Page 10 of Hellfire & Tinsel


Font Size:

“Well we don’t have any knitting things here, so that’s out. Dark clothes, and he got my book which also looks pretty dark, hmm… But he likes the holidays, you said?” Oren hummed before stopping them short of any destination with a tiny hand on Kassel’s bare chest. “It’s a long shot, but I might have something appropriate. I’ll be right back with it. You get ready to go back up.”

“You just dragged me all the way over here.”

Oren twirled away without a backward glance or another word, a bright spot of Technicolor soon swallowed up by the darkness.

Kassel stared after him in consternation.

Apparently, he was going topside again.

He sighed and trudged back to his room to change clothes and fix his hair a little bit. He had to dodge a roving band of fan-demons that had heart-shaped pickets with his face on by ducking into a shadowy alcove, but eventually he made it. He did a quick rubdown of his horns, careful of the sensitive tips—no time for anything more substantial.

Not even twenty minutes later, Oren waltzed back in, a small black box in his hands and a wide smile on his face.

“Here.” He handed Kassel the box. “We don’t have any pretty wrapping paper, but I think he’ll like it.”

Kassel took the box and paused for a second, causing Oren to shoo at him with his hands.

“Well go on then,” he said impatiently. “We don’t have forever.”

“We actually do.”

Oren scowled. “Beau doesn’t. You know Hell and Heaven time doesn’t run perpendicular to Earth. One second wasted here could be a month or a year there. A century here could be a blink there. It’s all wibbly wobbly, as the great Doctor would say.”

“Who?”

“Exactly.”

Kassel was so confused.

“What are you still doing here?” Oren demanded.

Kassel sighed.

Heading topside of your own free will was very different from being summoned. For one, you had to be sent up by someone with the authority to do so. Usually that was Luc, Zorun, Big G, or one of his archangels. And now, apparently, Oren had the power.

Because of course he did.

Kassel closed all of his eyes and focused on visualizing his destination. Beau’s living room. Every detail he could remember from it. The tree. The blankets. The small, sagging couch.

Then he recalled Beau. Wrapped in his blanket and looking up at him with his large blue eyes. Despite the annoyance of being summoned, Kassel found he didn’t harbor any negativity toward the human. And while he usually liked human tears, he realized he didn’t like them on Beau. For whatever reason, they seemed out of place on him, and it would be best if they were gone so Kassel didn’t have to think about them.

It was as if that specific thought gave him the final pull.

The world around him went hazy and tilted, and before he knew it, he was being whisked away from his room and into the now-familiar living room.

Kassel waited for his vision to clear before turning himself around, watching his horns around the light fixture to avoid smashing it. The room was empty and dark. The tree was still there, but the lights on it were off. He focused one eye out thesmall window and found the other houses were still decorated and twinkling.
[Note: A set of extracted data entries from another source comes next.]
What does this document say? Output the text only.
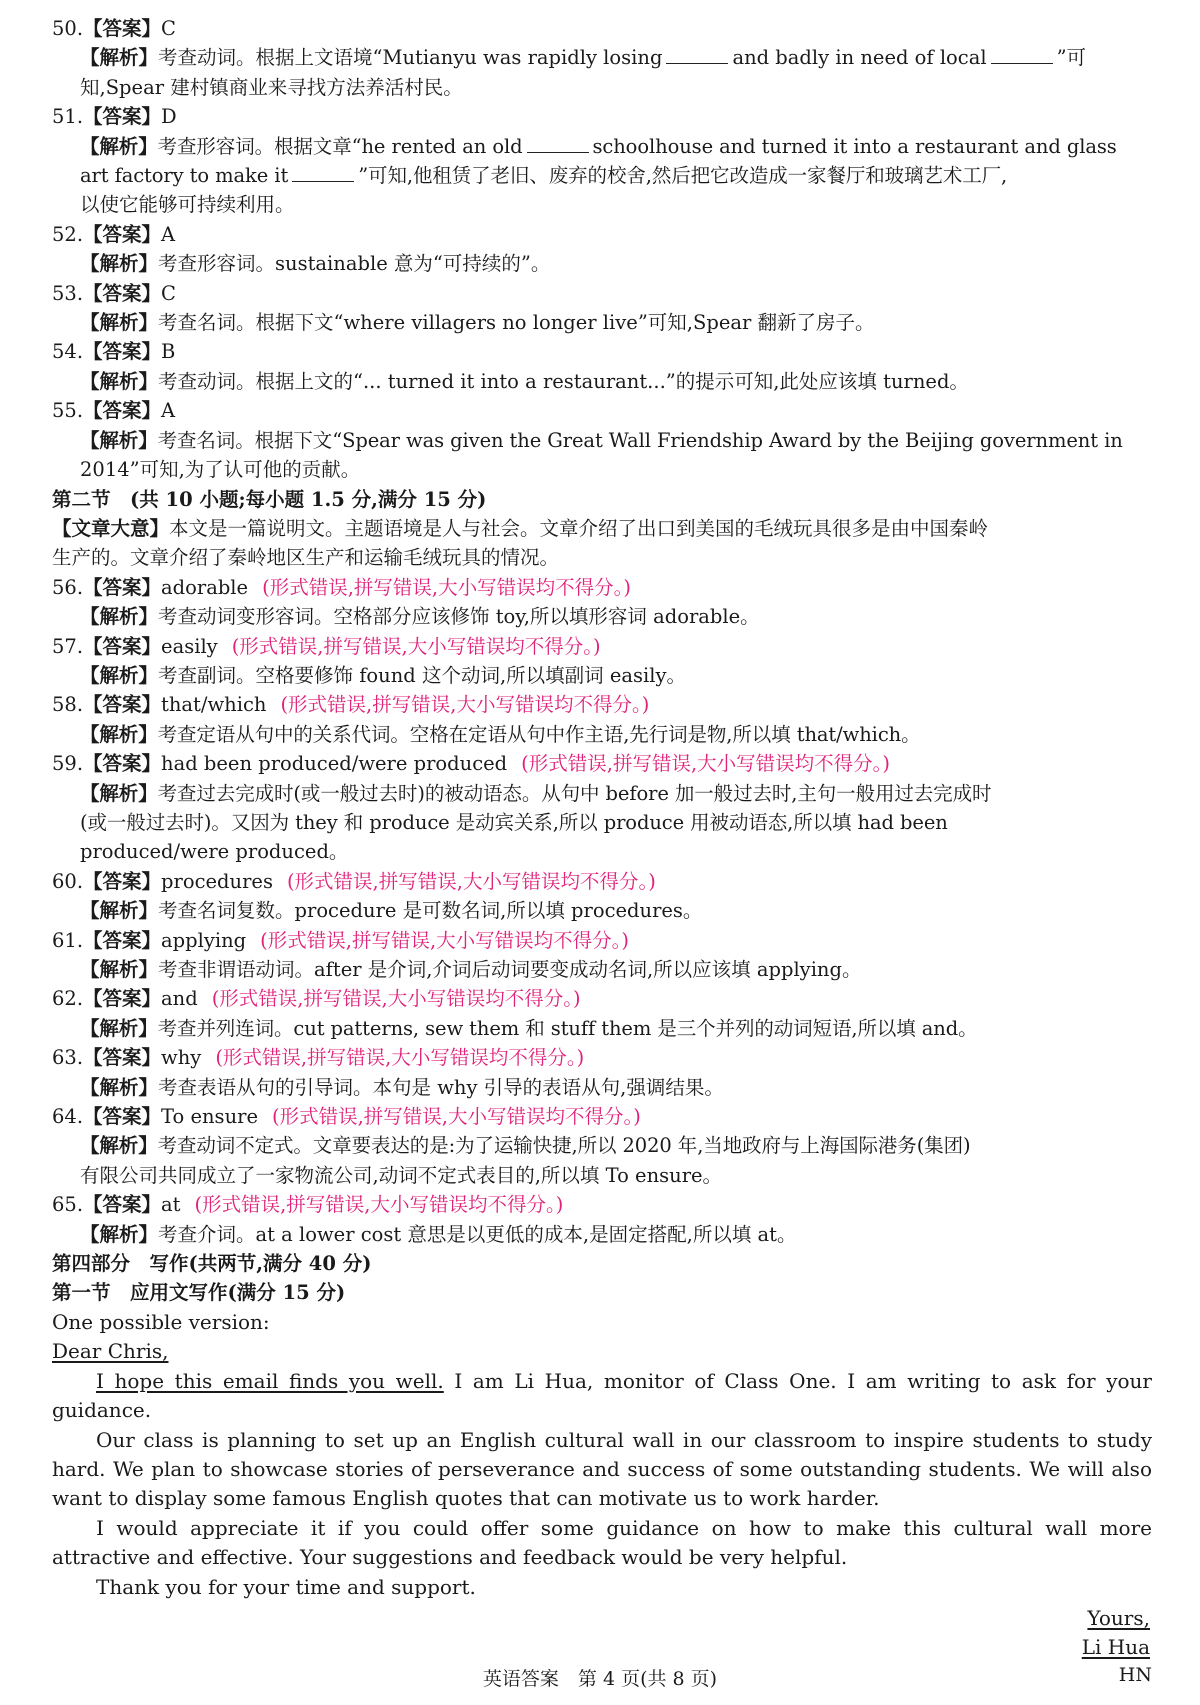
50.【答案】C
【解析】考查动词。根据上文语境“Mutianyu was rapidly losing	and badly in need of local	”可
知,Spear 建村镇商业来寻找方法养活村民。
51.【答案】D
【解析】考查形容词。根据文章“he rented an old	schoolhouse and turned it into a restaurant and glass
art factory to make it	”可知,他租赁了老旧、废弃的校舍,然后把它改造成一家餐厅和玻璃艺术工厂,
以使它能够可持续利用。
52.【答案】A
【解析】考查形容词。sustainable 意为“可持续的”。
53.【答案】C
【解析】考查名词。根据下文“where villagers no longer live”可知,Spear 翻新了房子。
54.【答案】B
【解析】考查动词。根据上文的“... turned it into a restaurant...”的提示可知,此处应该填 turned。
55.【答案】A
【解析】考查名词。根据下文“Spear was given the Great Wall Friendship Award by the Beijing government in
2014”可知,为了认可他的贡献。
第二节　(共 10 小题;每小题 1.5 分,满分 15 分)
【文章大意】本文是一篇说明文。主题语境是人与社会。文章介绍了出口到美国的毛绒玩具很多是由中国秦岭
生产的。文章介绍了秦岭地区生产和运输毛绒玩具的情况。
56.【答案】adorable (形式错误,拼写错误,大小写错误均不得分。)
【解析】考查动词变形容词。空格部分应该修饰 toy,所以填形容词 adorable。
57.【答案】easily (形式错误,拼写错误,大小写错误均不得分。)
【解析】考查副词。空格要修饰 found 这个动词,所以填副词 easily。
58.【答案】that/which (形式错误,拼写错误,大小写错误均不得分。)
【解析】考查定语从句中的关系代词。空格在定语从句中作主语,先行词是物,所以填 that/which。
59.【答案】had been produced/were produced (形式错误,拼写错误,大小写错误均不得分。)
【解析】考查过去完成时(或一般过去时)的被动语态。从句中 before 加一般过去时,主句一般用过去完成时
(或一般过去时)。又因为 they 和 produce 是动宾关系,所以 produce 用被动语态,所以填 had been
produced/were produced。
60.【答案】procedures (形式错误,拼写错误,大小写错误均不得分。)
【解析】考查名词复数。procedure 是可数名词,所以填 procedures。
61.【答案】applying (形式错误,拼写错误,大小写错误均不得分。)
【解析】考查非谓语动词。after 是介词,介词后动词要变成动名词,所以应该填 applying。
62.【答案】and (形式错误,拼写错误,大小写错误均不得分。)
【解析】考查并列连词。cut patterns, sew them 和 stuff them 是三个并列的动词短语,所以填 and。
63.【答案】why (形式错误,拼写错误,大小写错误均不得分。)
【解析】考查表语从句的引导词。本句是 why 引导的表语从句,强调结果。
64.【答案】To ensure (形式错误,拼写错误,大小写错误均不得分。)
【解析】考查动词不定式。文章要表达的是:为了运输快捷,所以 2020 年,当地政府与上海国际港务(集团)
有限公司共同成立了一家物流公司,动词不定式表目的,所以填 To ensure。
65.【答案】at (形式错误,拼写错误,大小写错误均不得分。)
【解析】考查介词。at a lower cost 意思是以更低的成本,是固定搭配,所以填 at。
第四部分　写作(共两节,满分 40 分)
第一节　应用文写作(满分 15 分)
One possible version:
Dear Chris,
I hope this email finds you well. I am Li Hua, monitor of Class One. I am writing to ask for your guidance.
Our class is planning to set up an English cultural wall in our classroom to inspire students to study hard. We plan to showcase stories of perseverance and success of some outstanding students. We will also want to display some famous English quotes that can motivate us to work harder.
I would appreciate it if you could offer some guidance on how to make this cultural wall more attractive and effective. Your suggestions and feedback would be very helpful.
Thank you for your time and support.
Yours,
Li Hua
英语答案　第 4 页(共 8 页)	HN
Beau’s was the only one with lights off.

That seemed odd, considering how it had been when he arrived.

He scanned the darkness easily, lights not actually mattering—honestly, the artificial kind irritated him more than anything.

The human was nowhere to be found.

Kassel spread out his eyes to cover every corner of the house, peeking through walls and underneath furniture that was entirely too breakable. His steps were almost silent in the quiet of the night.

The house was small. In comparison to where Kassel lived, the world itself was small, but Beau’s house seemed minuscule even by human home standards. There was only the living room Kassel was standing in, the kitchen right next to it, and a tiny hallway just off it that Kassel wasn’t positive he could even squeeze down.